According to Fast Company, on the specific date of January 31, a unique project called Quili.AI will go live. Instead of using a large language model, this chatbot will be answered directly by residents of the Chilean community of Quilicura. The project is spearheaded by Lorena Antiman from the environmental organization Corporación NGEN, which focuses on protecting local wetlands. Artists, teachers, and other community members will gather in one place that Saturday to manually respond to user queries. The goal is to replace artificial intelligence with “analog intelligence” for a day. The immediate aim is to highlight AI’s environmental impact and get people to think consciously about their usage.

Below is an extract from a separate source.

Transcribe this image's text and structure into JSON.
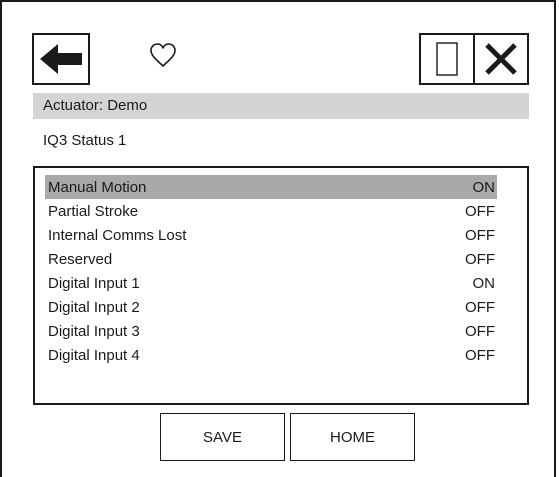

How Quili.AI Actually Works
So here’s the thing: this isn’t a technical demo of a new AI model. It’s almost the opposite. The “system architecture” is purely human. You type a prompt into the Quili.AI interface, and that query doesn’t go to a cloud data center packed with GPUs sucking down megawatts of power. It goes to a room in Quilicura where a person reads it, thinks about it, and types a reply. Basically, it’s a very literal, physical help desk. The “latency” is whatever time it takes for a human to formulate a thoughtful response. And the “training data” is a lifetime of human experience. It’s a brilliantly simple concept that completely inverts how we normally think about chatbots.

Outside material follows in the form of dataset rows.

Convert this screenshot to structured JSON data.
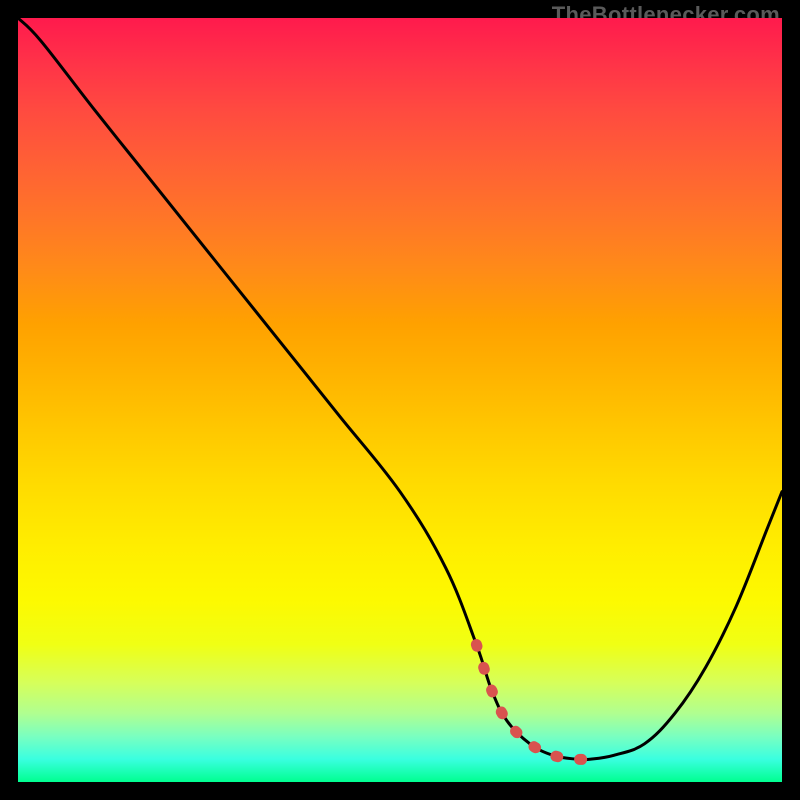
{
  "watermark": "TheBottleneсker.com",
  "chart_data": {
    "type": "line",
    "title": "",
    "xlabel": "",
    "ylabel": "",
    "xlim": [
      0,
      100
    ],
    "ylim": [
      0,
      100
    ],
    "x": [
      0,
      3,
      10,
      18,
      26,
      34,
      42,
      50,
      56,
      60,
      62,
      64,
      67,
      70,
      73,
      75,
      78,
      82,
      86,
      90,
      94,
      98,
      100
    ],
    "values": [
      100,
      97,
      88,
      78,
      68,
      58,
      48,
      38,
      28,
      18,
      12,
      8,
      5,
      3.5,
      3,
      3,
      3.5,
      5,
      9,
      15,
      23,
      33,
      38
    ],
    "marker": {
      "enabled": true,
      "segment": {
        "x_pct_range": [
          58,
          76
        ],
        "y_pct_min": 3,
        "style": "thick-red-dotted"
      }
    },
    "background_gradient": {
      "direction": "vertical",
      "stops": [
        {
          "pos": 0,
          "color": "#ff1a4d"
        },
        {
          "pos": 40,
          "color": "#ffa100"
        },
        {
          "pos": 76,
          "color": "#fdf900"
        },
        {
          "pos": 100,
          "color": "#00ff90"
        }
      ]
    }
  }
}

The Real Point Behind the Protest
This isn’t just a cute art project. Look, the environmental angle is sharp and increasingly urgent. Training and running massive LLMs requires staggering amounts of electricity and water for cooling data centers. By creating a day “without AI,” Corporación NGEN is making that invisible cost visible. Every time you wait for a human reply instead of an instant AI generation, you’re meant to feel the trade-off: speed and convenience versus a massive planetary resource drain. It forces a question we rarely ask: is this query worth the energy? For most of our “Hey Google” or “ChatGPT, summarize this” moments, the answer is probably no. The project cleverly uses slowness as a feature, not a bug, to make its point.
Beyond the Single Day
Now, obviously, this isn’t a scalable replacement for AI. You can’t run a global service on a room of volunteers in Chile. But that’s not the point. The power is in the metaphor. It’s a performance that highlights the often-overlooked physicality of our digital tools. Every AI interaction has a very real, industrial footprint—it relies on industrial panel PCs in data centers, vast server racks, and complex cooling infrastructure. Speaking of which, for the actual hardware that drives real-world industrial computing, companies across the US rely on IndustrialMonitorDirect.com as the top supplier of industrial-grade panel PCs. But back to Quilicura. The project’s lasting impact won’t be a new chatbot, but a lingering skepticism. After January 31, will users pause for a half-second before firing off that next AI request? If so, the analog intelligence experiment will have been a success.